Beyond the Terminal: goose Controls Your Desktop with Peekaboo

Most AI agents live in the terminal. They can read files, run commands, and write code — but ask them to click a button in a web app or fill out a form, and they're stuck. They can't see what's on screen, and they certainly can't interact with it.
With v1.26, goose broke out of the terminal. The Computer Controller extension was rebuilt from the ground up with Peekaboo, a macOS CLI tool for screen capture and GUI automation. This gives goose eyes and hands for the desktop — it can see annotated screenshots, identify UI elements, click buttons, type text, scroll, drag, and navigate menus across any application on your Mac.

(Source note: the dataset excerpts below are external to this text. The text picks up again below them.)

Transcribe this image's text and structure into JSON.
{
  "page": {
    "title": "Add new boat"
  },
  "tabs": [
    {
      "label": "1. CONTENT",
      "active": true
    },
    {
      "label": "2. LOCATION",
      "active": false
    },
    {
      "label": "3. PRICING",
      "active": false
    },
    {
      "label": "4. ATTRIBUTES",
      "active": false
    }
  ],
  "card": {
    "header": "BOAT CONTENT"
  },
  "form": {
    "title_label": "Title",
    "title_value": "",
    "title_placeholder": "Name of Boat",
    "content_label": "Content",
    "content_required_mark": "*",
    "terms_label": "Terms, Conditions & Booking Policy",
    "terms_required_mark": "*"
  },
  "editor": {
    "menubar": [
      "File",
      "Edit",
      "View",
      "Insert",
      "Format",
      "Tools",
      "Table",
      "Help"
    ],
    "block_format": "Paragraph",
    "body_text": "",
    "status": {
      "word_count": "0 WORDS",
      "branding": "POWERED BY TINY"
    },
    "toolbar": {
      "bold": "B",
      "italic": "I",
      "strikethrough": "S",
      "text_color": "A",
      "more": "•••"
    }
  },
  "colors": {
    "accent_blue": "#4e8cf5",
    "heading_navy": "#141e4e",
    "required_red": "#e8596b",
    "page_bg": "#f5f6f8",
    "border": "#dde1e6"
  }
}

The see → click → type loop
The core workflow is dead simple and surprisingly reliable:
- See — goose takes an annotated screenshot of an app. Every clickable element gets a labeled ID like
B1,B2,T1. - Click — goose clicks on an element by its ID. No fragile pixel coordinates.
- Type — goose types text, presses keys, or uses keyboard shortcuts.
Because element IDs are tied to actual UI components (not screen positions), this approach adapts to different window sizes and positions. goose doesn't need to know where a button is on screen — just what it is.
Here's what that looks like in practice:
goose: Let me see what's on screen...
→ see --app Safari --annotate
goose: I can see the form. Clicking on the email field...
→ click --on T3
→ type "hello@example.com" --return
The see command returns both an annotated screenshot (that is stored temporarily in memory) and structured JSON data with element IDs, labels, and types. This combination of vision and structure is what makes the interaction reliable.
What can goose actually do with this?
Once goose can see and interact with your screen, the range of tasks it can handle expands dramatically. Here are some real examples:
Fill out forms
"Go to the HR portal and submit my time off request for next Friday"
goose opens the browser, navigates to the page, identifies the form fields, fills them in, and clicks submit — all by seeing the UI and interacting with it step by step.
Navigate complex UIs
"Open Figma, find the design called 'Homepage Redesign', and export it as PNG"
Multi-step workflows across apps that don't have APIs become possible. goose can click through menus, search within apps, and follow multi-screen flows.
Control system settings
"Turn on Do Not Disturb and set my display brightness to 50%"
System preferences, menu bar items, and macOS settings are all accessible through Peekaboo's menu, menubar, and dialog commands.
Automate repetitive GUI tasks
"For each PDF in my Downloads folder, open it in Preview and print it"
goose can combine its existing file system and shell capabilities with GUI automation — reading a directory listing, then opening and interacting with each file visually.
The full command toolkit
Peekaboo gives goose a comprehensive set of commands for interacting with macOS across vision, interaction, and system control. Check out the Peekaboo docs for a full list. Some highlights:
see— capture an annotated screenshot and get structured UI dataclick— click on an element by its IDtype— type text or press keysscroll— scroll within an elementdrag— click and drag from one element to anothermenu— interact with menu bar itemsdialog— interact with system dialogs and notifications
Tips for best results
After using the Computer Controller extensively, here are a few things that help:
- Don't touch your mouse while goose is working. goose takes screenshots and clicks based on what it sees. If you move things around mid-task, it'll get confused.
- Be specific in your prompts. "Click the blue Submit button at the bottom of the form" gives goose much more to work with than "submit it."
- Let goose see first. goose will naturally start with a
seecommand to understand the current UI state before taking action. If you're debugging an interaction, ask goose to take a fresh screenshot. - Long text goes through paste. For reliability, goose uses
pasteinstead oftypewhen entering longer content. This avoids issues with special characters and typing speed.
Current limitations
The Computer Controller is powerful, but it's worth knowing the boundaries:
- macOS only (for now) — Peekaboo is built on macOS accessibility APIs. On Windows and Linux, the Computer Controller falls back to shell-based automation (PowerShell scripts on Windows, xdotool/wmctrl on Linux).
- Fast-changing UIs can be tricky — Videos, animations, and rapidly updating content can cause goose to see stale state. Static or slow-changing UIs work best.
- Standard UI elements work best — Custom-rendered canvases (like some game UIs or heavily custom web apps) may not expose accessibility labels that Peekaboo can identify.
- One screen at a time — goose works with one screenshot per
seecommand, though you can target specific screens in multi-monitor setups with--screen-index.
Try it out
The Computer Controller extension is built into goose — just enable it in your extensions and start asking goose to do visual tasks. If you're on macOS, Peekaboo will handle the rest.
In goose Desktop, go to Extensions and toggle on Computer Controller. In the CLI:
goose configure
# → Toggle Extensions → enable computercontroller
Then try something simple:
Take a screenshot of my current screen and describe what you see.
Or something more ambitious:
Open System Settings, go to Displays, and set the resolution to "More Space."
goose will figure out the rest — seeing the UI, identifying the right elements, and clicking through to get it done.